ABOUT

I create large-scale mixed media individual works and installations utilizing woodblock printing, screenprinting, collage, and painting on primarily upcycled materials. The process typically begins with hand carving large-scale woodblocks as large as four by eight feet in scale; using imagery pulled from a variety of personal and historical sources – the iconography of past and present empires, camouflage, textile patterns, logos, biological charting, military graphics, and universal symbols. These woodcuts are then inked and hand-rubbed onto a translucent film, transferred to silkscreen, and screen-printed onto canvas and upcycled materials. My work is a response to globalization’s dual nature as a force for both prosperity and destruction.

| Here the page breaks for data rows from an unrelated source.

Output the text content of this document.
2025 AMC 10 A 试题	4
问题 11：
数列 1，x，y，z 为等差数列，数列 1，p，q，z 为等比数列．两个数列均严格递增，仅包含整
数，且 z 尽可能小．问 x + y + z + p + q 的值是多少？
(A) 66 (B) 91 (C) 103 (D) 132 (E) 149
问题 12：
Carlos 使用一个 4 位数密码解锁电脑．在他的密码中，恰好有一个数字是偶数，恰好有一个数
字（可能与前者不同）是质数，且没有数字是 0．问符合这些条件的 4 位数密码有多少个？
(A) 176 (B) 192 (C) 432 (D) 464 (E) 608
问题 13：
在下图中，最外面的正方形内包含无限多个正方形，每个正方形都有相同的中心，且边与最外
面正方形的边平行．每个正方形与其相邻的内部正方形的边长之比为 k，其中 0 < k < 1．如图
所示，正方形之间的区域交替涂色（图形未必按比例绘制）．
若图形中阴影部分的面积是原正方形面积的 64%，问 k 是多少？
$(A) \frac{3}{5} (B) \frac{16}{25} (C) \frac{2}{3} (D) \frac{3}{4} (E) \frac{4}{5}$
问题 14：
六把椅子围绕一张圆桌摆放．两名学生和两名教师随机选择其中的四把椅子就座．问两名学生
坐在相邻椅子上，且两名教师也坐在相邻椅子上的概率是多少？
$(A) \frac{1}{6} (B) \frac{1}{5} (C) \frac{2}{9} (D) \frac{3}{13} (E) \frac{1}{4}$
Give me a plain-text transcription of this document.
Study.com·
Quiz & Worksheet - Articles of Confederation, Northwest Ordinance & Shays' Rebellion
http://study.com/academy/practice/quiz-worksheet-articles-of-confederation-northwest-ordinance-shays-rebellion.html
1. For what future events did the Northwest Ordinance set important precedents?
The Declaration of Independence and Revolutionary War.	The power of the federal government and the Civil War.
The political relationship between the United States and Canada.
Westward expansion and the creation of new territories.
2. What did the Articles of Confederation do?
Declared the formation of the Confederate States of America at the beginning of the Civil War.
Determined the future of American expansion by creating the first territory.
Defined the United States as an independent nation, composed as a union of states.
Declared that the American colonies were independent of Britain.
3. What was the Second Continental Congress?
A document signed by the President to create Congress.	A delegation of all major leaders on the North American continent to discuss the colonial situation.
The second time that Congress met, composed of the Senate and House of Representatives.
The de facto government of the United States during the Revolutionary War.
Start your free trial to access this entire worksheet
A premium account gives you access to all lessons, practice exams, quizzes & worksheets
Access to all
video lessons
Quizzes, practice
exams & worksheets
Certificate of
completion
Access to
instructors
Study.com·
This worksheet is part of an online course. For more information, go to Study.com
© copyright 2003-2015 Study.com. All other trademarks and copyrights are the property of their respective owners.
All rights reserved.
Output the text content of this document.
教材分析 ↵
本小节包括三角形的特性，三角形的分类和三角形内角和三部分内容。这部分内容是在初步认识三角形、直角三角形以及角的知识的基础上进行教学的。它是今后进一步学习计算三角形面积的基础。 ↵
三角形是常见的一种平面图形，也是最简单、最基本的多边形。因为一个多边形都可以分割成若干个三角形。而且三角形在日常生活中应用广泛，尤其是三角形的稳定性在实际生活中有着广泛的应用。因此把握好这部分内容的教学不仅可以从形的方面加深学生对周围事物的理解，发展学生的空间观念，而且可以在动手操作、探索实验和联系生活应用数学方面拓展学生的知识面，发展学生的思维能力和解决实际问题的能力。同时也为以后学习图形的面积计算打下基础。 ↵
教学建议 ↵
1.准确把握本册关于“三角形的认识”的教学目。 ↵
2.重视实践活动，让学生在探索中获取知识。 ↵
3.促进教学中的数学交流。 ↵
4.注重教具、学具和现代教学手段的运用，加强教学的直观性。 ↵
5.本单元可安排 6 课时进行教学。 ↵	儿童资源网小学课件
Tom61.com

The work represents the complex social, religious, economic, health, environmental, and political interdependence of the contemporary world. These ideas are expressed through the layering of marks, symbols, patterns, and the building of imagery that draws parallels between the past and the present. Creating these large, handmade and multilayered sets of images, I use printmaking techniques as a painter would; a way to make marks in the same way one uses a brush. The resulting images are both representational and abstract while revolving around the interconnected issues of poverty, war, racism, consumerism, exploitation, and the conservation of nature and culture. My process is fast paced, repetitive, intuitive, and blurs the lines between painting and printmaking. I’m a proud labourist, executing each piece from start to finish in a way that can take as much as a year or more to complete. The rhythmic/meditative nature of the task, along with handling the physical materials and the need to make intuitive decisions as I worked, brought both an intentional, spontaneous quality to a body of work. I also found that working with an unpredictable natural material such as wood, while using a nontraditional approach to carving, leaves room for the element of chance in the work.